Éditorial

Quelles conséquences pratiques aura l’extension du champ de la régionalisation au Maroc sur le discours du Polisario ? Quel impact aura ce puissant mouvement institutionnel marocain sur la crédibilité du plan d’autonomie proposé comme solution à ce conflit ? Comment le cours des négociations erratiques entre le Maroc et le Polisario va être influencé par cette nouvelle dynamique régionale ? Et comment, pour en finir avec les questions, M. Ban Ki-moon  et M. Ross, le secrétaire général des Nations unies et son représentant spécial dans l’affaire du Sahara, vont-ils prendre acte, acter comme on dit maintenant, de ce deuxième pas en avant décisif d’une des parties au conflit, justement celle qui fait preuve d’audace, de temprérance et d’imagination ; celle qui est en mouvement, celle qui nourrit le débat en-dehors des antiennes du passé; et celle, surtout, qui défend le droit insécable à son intégrité territoriale, à son unité nationale et qui administre légitimement le territoire ? Dire que nous sommes arrivés à un tournant est une lapalissade. De deux choses l’une, aujourd’hui : soit le Polisario, dans l’intérêt des séquestrés de Tindouf en Algérie, s’émancipe un tant soit peu de la tutelle, stérile et humiliante, algérienne et s’enrôle à temps dans des négociations sérieuses et dignes pour améliorer l’offre d’autonomie, soit les choses se feront sans lui.
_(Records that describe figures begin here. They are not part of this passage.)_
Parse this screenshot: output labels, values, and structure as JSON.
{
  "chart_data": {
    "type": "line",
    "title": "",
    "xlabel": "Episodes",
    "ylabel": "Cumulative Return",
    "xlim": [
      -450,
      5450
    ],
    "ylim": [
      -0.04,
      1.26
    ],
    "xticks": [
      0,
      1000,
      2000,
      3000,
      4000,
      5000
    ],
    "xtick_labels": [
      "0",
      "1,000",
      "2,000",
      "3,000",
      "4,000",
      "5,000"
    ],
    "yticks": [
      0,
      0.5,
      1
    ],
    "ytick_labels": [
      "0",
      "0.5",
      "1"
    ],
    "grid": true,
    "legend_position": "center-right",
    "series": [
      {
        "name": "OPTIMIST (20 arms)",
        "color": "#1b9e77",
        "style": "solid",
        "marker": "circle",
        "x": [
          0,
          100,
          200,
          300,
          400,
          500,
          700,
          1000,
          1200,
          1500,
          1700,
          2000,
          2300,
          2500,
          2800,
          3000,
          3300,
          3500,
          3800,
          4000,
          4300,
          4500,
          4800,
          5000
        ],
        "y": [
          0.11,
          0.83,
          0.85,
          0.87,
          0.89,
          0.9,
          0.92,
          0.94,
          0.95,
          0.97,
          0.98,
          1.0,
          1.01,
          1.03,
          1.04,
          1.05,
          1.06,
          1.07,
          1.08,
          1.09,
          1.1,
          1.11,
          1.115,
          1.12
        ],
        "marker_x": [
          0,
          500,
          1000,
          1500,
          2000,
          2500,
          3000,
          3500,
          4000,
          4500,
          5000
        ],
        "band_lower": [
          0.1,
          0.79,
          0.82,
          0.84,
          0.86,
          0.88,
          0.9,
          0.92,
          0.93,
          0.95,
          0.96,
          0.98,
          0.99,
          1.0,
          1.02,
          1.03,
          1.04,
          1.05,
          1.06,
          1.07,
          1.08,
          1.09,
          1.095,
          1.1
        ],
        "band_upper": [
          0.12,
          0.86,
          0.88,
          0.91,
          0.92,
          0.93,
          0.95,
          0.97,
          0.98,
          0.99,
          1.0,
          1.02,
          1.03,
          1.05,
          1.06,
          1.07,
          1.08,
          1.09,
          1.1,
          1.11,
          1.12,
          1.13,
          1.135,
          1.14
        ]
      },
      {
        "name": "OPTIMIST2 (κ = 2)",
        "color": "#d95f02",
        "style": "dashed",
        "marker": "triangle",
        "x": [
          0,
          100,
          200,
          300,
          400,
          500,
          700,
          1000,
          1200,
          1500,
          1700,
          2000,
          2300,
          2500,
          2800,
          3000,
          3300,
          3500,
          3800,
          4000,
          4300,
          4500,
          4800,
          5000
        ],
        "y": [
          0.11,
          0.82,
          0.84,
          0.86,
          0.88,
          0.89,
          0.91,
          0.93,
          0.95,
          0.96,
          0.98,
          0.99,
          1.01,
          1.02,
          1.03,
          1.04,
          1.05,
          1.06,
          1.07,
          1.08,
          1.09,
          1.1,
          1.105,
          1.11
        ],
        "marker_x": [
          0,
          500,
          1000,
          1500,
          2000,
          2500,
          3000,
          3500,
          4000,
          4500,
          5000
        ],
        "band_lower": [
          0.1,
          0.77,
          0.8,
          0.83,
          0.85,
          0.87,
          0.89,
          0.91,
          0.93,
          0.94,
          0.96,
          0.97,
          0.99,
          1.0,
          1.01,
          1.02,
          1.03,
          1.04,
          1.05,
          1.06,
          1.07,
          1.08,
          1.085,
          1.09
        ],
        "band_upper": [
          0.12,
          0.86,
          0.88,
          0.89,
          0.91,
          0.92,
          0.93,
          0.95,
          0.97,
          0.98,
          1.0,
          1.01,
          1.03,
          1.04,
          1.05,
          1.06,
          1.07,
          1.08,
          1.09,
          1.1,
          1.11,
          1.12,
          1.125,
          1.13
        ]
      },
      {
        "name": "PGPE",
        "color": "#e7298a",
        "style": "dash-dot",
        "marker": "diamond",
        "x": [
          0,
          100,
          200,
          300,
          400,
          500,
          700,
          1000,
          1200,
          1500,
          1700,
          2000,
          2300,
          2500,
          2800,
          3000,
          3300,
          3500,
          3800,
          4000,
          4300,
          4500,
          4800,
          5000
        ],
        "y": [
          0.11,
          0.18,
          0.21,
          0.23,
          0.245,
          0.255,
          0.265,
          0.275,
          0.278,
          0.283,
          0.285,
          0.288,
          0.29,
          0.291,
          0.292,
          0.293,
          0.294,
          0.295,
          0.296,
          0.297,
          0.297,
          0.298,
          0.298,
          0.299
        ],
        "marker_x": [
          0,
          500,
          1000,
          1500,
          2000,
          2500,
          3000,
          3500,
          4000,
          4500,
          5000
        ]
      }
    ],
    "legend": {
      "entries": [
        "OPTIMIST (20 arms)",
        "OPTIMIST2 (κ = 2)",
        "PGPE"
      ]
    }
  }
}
Les Sahraouis unionistes peuvent faire les institutions de l’autonomie sans les séparatistes. Ils ne sont ni moins sahraouis, ni moins représentatifs, ni originaires de tribus moins légitimes. Au contraire. L’avenir du séparatisme, comme dans le Pays basque espagnol, est d’être une expression politique minoritaire, romantique et socialement non pertinente. Par contre l’autonomisme, c’est-à-dire la référence en terme de gouvernance telle qu’elle sera fixée par le plan définitif d’autonomie, pour réussir tous les Sahraouis marocains sous la même souveraineté et sous le même désir d’émulation pour faire de ces provinces un modèle d’intelligence régionale, un modèle de gouvernance inédit dans notre région, et surtout un modèle démocratique, respectueux des droits humains,  duplicable et reproductible, pour trouver des solutions pacifiques et civilisées à des tensions ethniques, culturelles ou linguistiques au Maghreb.